‘Ergens’
In zijn artikel ‘Ergens’ als modewoord, NTg. 49 (1956), 137 vv., zegt J.M. Japin, dat hij ruim een jaar geleden (dus in 1955) opmerkzaam werd gemaakt op het gebruik van ‘ergens’ in een nieuwe zin. Zijn voorbeelden gaan dan ook niet verder terug dan tot 1954. Hij noemt het een modeverschijnsel, dat vooral waar te nemen valt in de wereld der literaire coterieën, kunstenaars, journalisten, al geeft hij toe ook bij Prof. Stutterheim voorbeelden gevonden te hebben.
Voorbeelden zijn echter al veel vroeger en buiten genoemde kringen te vinden: 1946, Dr. J.C. Brandt Corstius: Duel om het Dichterschap, Herman Gorter en de school van Albert Verwey, blz. 36, midden: ‘De mens leeft nu eenmaal de ander, die hij óók is, ergens uit.’ 1933: Fr. Künkel (vertaling): Karakterkunde van de jeugd, blz. 12: ‘Allen zijn wij ergens in een deel van ons wezen schuw geworden’. Beide gevallen zijn voorlopers en overgangen van het lokatieve naar het moderne gebruik. Japin dacht aan invloed van het Engels; kunnen we mogelijk ook aan het Duits denken, waar ‘irgendwo’ naast ‘irgend(s)’ voorkomt?

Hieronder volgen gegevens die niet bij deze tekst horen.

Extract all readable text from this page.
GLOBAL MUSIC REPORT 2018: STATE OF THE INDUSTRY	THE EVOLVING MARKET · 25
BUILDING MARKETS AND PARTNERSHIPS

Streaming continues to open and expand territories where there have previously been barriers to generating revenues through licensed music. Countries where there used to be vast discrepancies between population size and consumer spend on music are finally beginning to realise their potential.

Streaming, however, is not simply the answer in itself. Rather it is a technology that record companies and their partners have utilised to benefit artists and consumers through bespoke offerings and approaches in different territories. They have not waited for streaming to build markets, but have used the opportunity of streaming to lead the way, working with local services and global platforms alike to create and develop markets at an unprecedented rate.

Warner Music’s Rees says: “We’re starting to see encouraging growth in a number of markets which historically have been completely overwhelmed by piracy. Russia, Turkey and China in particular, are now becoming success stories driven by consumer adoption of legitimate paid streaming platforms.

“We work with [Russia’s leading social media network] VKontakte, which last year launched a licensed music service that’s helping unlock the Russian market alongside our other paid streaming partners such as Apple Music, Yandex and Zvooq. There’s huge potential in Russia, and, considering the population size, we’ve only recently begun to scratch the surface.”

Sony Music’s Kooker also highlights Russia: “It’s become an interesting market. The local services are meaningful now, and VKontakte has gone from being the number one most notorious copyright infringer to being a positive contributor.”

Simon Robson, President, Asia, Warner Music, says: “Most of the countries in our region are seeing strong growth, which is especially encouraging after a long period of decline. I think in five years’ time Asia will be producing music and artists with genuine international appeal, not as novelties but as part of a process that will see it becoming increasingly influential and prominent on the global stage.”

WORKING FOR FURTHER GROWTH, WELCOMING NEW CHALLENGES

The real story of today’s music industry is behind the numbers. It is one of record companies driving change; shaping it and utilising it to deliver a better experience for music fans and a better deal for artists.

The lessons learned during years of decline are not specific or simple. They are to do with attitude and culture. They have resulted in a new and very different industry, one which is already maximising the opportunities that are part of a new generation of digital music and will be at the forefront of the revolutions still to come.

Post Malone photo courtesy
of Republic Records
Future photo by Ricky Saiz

Kon Japin ruim tien jaar geleden nog spreken van ‘weinig levensvatbaarheid buiten de vrij nauw begrensde groep van gebruikers van het ogenblik’, heden ten dage is het gebruik wijd verbreid. Men legge slechts het oor te luisteren bij de militairen! Typerend is ook dat in kringen van orthodox-hervormde theologische studenten men op het nieuwmodische ‘ergens’ van een medestudent reageert met: ‘Ben je ook al vrijzinnig?’
Aan de motieven voor deze wijze van spreken, door Japin opgesomd, kunnen we nog toevoegen hetgeen de auteur van een artikel ‘Ergens’ in het evangelisatieblad ‘De Goede Tijding’, februari 1960, naar voren brengt: ‘In ieder geval heeft het iets zeer sympathieks. 't Getuigt ervan, dat we niet meer zo zeker zijn van ons oordeel. We zijn wat bescheide er geworden. Onze woorden zijn niet meer zo absoluut.’